I would ignore the openswan instructions and use the NetworkManager-l2tp generated ipsec.conf file instead and continue to use strongswan as you have been able to establish an IPsec connection with strongswan. To establish an IPsec connection on the command-line, issue :

sudo ipsec restart --conf /var/run/nm-l2tp-65db84d1-01dc-45bc-9bf0-8af65de45759/ipsec.conf --debug
sleep 2
sudo ipsec up 65db84d1-01dc-45bc-9bf0-8af65de45759

sudo ipsec status

Follow the Huawei instructions for /etc/ppp/peers/testvpn.l2tpd , /etc/xl2tpd/xl2tpd.conf and /etc/ppp/chap-secrets along with enabling services (IP forwarding) and the routing.

To perform the xl2tpd connection, issue:

sudo systemctl restart xl2tpd
echo "c testvpn" > /var/run/xl2tpd/l2tp-control

If you are able to establish a connection with xl2tpd using the Huawei instructions, then there is something we need to add or remove from the NetworkManager-l2tp generated xl2tpd.conf and/or ppp-options files to make it compatible with the Huawei VPN server.

xqqy commented 3 years ago

Sorry for least so long to reply.

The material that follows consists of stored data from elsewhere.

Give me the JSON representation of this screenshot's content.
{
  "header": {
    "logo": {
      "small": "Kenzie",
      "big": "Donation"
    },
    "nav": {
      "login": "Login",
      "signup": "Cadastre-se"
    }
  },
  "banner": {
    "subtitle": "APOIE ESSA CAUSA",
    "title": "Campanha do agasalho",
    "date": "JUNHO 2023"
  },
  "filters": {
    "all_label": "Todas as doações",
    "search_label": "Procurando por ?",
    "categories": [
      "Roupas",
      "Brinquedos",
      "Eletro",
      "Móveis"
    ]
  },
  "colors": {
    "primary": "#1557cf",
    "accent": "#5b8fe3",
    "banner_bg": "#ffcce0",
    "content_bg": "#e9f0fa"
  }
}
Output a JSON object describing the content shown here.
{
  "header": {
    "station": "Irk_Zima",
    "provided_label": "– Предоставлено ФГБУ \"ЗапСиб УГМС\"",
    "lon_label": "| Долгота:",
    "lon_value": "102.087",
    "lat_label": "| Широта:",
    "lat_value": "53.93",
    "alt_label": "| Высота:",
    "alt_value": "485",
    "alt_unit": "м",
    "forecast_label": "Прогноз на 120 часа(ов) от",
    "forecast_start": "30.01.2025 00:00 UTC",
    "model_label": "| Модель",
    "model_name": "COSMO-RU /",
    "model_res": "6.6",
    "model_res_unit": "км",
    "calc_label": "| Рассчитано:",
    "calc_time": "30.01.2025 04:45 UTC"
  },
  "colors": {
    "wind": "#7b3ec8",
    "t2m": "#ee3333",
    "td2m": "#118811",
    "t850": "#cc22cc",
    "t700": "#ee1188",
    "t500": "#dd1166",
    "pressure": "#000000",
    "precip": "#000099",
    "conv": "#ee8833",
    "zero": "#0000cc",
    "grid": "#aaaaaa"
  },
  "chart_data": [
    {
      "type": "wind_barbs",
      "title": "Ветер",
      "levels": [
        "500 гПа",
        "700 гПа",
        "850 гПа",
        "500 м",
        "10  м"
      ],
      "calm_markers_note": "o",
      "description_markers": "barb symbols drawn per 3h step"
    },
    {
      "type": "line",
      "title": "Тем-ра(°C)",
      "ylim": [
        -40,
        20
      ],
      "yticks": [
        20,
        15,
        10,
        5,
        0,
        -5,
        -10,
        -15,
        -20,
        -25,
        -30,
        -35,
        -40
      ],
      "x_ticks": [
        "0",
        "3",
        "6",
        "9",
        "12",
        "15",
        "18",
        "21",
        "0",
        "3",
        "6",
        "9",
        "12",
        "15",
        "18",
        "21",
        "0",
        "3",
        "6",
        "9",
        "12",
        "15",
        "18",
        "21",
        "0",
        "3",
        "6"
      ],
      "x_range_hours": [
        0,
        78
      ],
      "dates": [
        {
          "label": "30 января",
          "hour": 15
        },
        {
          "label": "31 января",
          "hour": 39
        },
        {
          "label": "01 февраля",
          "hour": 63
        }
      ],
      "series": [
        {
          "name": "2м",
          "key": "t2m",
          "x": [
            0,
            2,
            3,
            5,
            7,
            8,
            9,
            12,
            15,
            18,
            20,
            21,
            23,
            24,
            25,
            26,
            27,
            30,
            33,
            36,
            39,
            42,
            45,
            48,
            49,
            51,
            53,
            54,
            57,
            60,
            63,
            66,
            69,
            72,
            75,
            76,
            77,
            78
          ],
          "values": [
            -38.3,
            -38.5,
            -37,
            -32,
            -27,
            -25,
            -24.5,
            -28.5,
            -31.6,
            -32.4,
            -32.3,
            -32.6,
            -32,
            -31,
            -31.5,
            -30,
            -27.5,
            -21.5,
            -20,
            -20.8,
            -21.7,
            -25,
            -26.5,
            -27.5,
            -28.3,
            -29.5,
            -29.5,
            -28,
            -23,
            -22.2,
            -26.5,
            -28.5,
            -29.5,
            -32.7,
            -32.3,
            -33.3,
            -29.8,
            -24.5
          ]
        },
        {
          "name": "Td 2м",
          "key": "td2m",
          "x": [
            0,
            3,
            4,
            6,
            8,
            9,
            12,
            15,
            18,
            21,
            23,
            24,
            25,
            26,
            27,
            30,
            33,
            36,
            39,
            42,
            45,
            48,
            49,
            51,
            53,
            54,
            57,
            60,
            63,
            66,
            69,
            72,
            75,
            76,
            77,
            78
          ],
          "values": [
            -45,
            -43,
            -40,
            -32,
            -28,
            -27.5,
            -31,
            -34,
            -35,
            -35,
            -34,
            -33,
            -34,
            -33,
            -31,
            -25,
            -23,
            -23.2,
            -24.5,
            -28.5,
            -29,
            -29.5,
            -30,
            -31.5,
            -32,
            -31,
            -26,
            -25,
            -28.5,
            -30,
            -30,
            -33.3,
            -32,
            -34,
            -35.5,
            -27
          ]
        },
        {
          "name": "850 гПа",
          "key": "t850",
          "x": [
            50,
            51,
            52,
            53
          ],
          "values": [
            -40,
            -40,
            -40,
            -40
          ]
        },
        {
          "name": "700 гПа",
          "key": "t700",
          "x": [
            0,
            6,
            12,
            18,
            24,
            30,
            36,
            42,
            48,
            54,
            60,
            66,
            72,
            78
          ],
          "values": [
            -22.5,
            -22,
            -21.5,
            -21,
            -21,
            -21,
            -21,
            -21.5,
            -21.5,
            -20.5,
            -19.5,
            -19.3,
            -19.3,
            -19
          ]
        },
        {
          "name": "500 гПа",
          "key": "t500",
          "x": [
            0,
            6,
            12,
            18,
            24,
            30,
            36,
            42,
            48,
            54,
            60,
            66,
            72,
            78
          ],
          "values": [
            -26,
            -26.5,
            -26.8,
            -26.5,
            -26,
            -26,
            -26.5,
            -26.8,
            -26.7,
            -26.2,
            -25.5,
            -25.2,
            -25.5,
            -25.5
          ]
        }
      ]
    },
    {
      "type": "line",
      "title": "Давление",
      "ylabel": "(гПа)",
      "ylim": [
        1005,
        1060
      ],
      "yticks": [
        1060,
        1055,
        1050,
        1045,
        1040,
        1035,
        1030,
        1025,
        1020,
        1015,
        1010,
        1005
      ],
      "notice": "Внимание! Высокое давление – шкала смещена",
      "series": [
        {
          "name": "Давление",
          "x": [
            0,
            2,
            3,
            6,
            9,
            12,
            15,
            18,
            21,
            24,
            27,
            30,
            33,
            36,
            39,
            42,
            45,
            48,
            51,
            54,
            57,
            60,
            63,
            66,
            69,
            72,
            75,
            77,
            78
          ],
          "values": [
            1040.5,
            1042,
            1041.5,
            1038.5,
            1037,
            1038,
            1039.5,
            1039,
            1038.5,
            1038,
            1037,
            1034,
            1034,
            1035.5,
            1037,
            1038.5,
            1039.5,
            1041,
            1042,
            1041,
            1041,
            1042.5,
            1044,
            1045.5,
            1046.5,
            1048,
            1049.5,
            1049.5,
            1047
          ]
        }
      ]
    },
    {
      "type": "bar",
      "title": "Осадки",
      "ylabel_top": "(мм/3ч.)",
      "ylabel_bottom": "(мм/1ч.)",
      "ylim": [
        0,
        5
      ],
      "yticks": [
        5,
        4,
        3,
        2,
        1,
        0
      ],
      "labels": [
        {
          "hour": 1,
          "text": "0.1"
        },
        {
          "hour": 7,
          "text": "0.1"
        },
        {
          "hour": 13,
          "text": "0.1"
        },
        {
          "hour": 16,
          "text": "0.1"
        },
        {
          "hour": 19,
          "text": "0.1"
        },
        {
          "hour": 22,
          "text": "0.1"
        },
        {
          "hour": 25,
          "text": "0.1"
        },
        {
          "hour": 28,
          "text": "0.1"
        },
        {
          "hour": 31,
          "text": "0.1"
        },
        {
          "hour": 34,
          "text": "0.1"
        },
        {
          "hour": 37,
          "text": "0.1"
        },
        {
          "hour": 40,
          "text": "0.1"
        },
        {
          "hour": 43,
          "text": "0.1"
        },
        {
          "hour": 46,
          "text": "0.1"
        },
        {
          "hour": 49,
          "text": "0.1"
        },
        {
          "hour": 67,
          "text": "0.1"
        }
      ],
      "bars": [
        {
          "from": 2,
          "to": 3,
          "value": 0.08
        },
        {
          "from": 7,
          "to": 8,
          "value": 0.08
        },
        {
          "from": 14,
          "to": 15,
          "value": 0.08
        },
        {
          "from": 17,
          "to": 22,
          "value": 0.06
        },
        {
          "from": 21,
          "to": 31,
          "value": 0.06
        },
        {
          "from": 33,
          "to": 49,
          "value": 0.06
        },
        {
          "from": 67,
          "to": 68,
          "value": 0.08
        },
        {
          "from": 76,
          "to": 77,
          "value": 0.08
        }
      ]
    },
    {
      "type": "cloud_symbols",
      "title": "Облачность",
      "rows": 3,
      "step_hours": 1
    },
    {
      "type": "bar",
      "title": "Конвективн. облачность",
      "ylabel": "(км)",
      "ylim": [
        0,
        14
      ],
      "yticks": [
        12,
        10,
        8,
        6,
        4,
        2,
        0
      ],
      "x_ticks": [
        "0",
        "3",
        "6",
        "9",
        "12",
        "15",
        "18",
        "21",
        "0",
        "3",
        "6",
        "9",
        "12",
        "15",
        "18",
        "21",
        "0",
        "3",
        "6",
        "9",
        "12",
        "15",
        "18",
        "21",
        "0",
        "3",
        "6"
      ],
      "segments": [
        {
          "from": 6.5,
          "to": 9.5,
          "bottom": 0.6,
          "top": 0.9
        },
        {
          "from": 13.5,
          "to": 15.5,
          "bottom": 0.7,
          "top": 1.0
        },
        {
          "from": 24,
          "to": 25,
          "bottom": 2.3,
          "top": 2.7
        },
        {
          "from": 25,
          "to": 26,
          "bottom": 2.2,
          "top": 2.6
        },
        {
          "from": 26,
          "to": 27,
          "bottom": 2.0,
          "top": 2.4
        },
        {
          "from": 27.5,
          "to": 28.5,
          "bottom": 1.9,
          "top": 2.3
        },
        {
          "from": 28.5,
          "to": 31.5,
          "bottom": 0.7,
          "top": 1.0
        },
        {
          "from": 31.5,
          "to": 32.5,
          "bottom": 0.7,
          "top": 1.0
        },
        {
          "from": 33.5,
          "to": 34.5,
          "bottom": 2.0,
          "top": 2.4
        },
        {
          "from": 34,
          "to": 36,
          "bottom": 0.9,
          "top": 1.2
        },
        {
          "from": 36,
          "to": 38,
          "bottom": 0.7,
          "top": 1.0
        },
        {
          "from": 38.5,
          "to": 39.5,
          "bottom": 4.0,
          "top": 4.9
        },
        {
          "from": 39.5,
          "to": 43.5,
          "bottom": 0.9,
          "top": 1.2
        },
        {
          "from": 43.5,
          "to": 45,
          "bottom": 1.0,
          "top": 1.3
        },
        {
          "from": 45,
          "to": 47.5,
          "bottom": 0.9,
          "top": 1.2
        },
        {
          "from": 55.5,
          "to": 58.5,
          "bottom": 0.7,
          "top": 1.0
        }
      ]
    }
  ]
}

I wasted some time on how to set up a l2tp vpn with xl2tpd cli interface. And I found even I set the vpn manually, it would perform as what nm-l2tp did. So maybe it is the Huawei's fault? Follows is my simple reasoning.

What's more, I managed to found a huawei GUI application vpn 'SecoClient' on a website, which does works. Follow the Huawei's instruction, on last step 'Add a route to the intranet.' Uppon that, 10.1.1.0 are set on Huawei's router. 

# Route  add  –net  10.1.1.0  netmask  255.255.255.0  dev  ppp0  /*ppp0 indicates the PPP interface generated after L2TP negotiation.*/

Therefore, I looked up the sudo route , which I found these difference:

enp5s0 is my net card, I have no idea about what 'XiaoQiang' means, but seems it is a Chinese releated word.

dkosovic commented 3 years ago

I think XiaoQiang is what systemd usually labels _gateway.

L2TP/IPsec is a PPP based VPN, so it is no surprise to notice ppp0 in the routing table's interface column. The IPsec used with L2TP/IPsec is IKEv1.

The newer IPsec IKEv2 does not use L2TP (and therefore PPP). I suspect the Huawei SecoClient is using IPsec IKEv2. NetworkManager-strongswan and later versions of NetworkManager-libreswan are IPsec IKEv2 GUI clients. You might have more luck with those clients. But I don't think NetworkManager-libreswan has been packaged for Debian.

There is a IPsec IKEv1 that doesn't use L2TP which uses XAUTH instead of L2TP and is what older Cisco and some other VPN servers use, but suspect that is not the case here. NetworkManager-libreswan supports this case.

sudo apt install resolvconf might help with your DNS issue.

dkosovic commented 3 years ago

I think the following NetworkManager-l2tp route might be causing issues:

203.93.30.78    0.0.0.0         255.255.255.255 UH    50     0        0 ppp0

See https://github.com/nm-l2tp/NetworkManager-l2tp/issues/132, it was fixed with NetworkManager-l2tp 1.8.6.

As a temp workaround, you could issue:

sudo route del -net 203.93.30.78 gw 0.0.0.0 netmask 255.255.255.255 dev ppp0
xqqy commented 3 years ago

I think the following NetworkManager-l2tp route might be causing issues:

203.93.30.78    0.0.0.0         255.255.255.255 UH    50     0        0 ppp0

See #132, it was fixed with NetworkManager-l2tp 1.8.6.

As a temp workaround, you could issue:

sudo route del -net 203.93.30.78 gw 0.0.0.0 netmask 255.255.255.255 dev ppp0

Thanks a lot, this does slove the whole problem.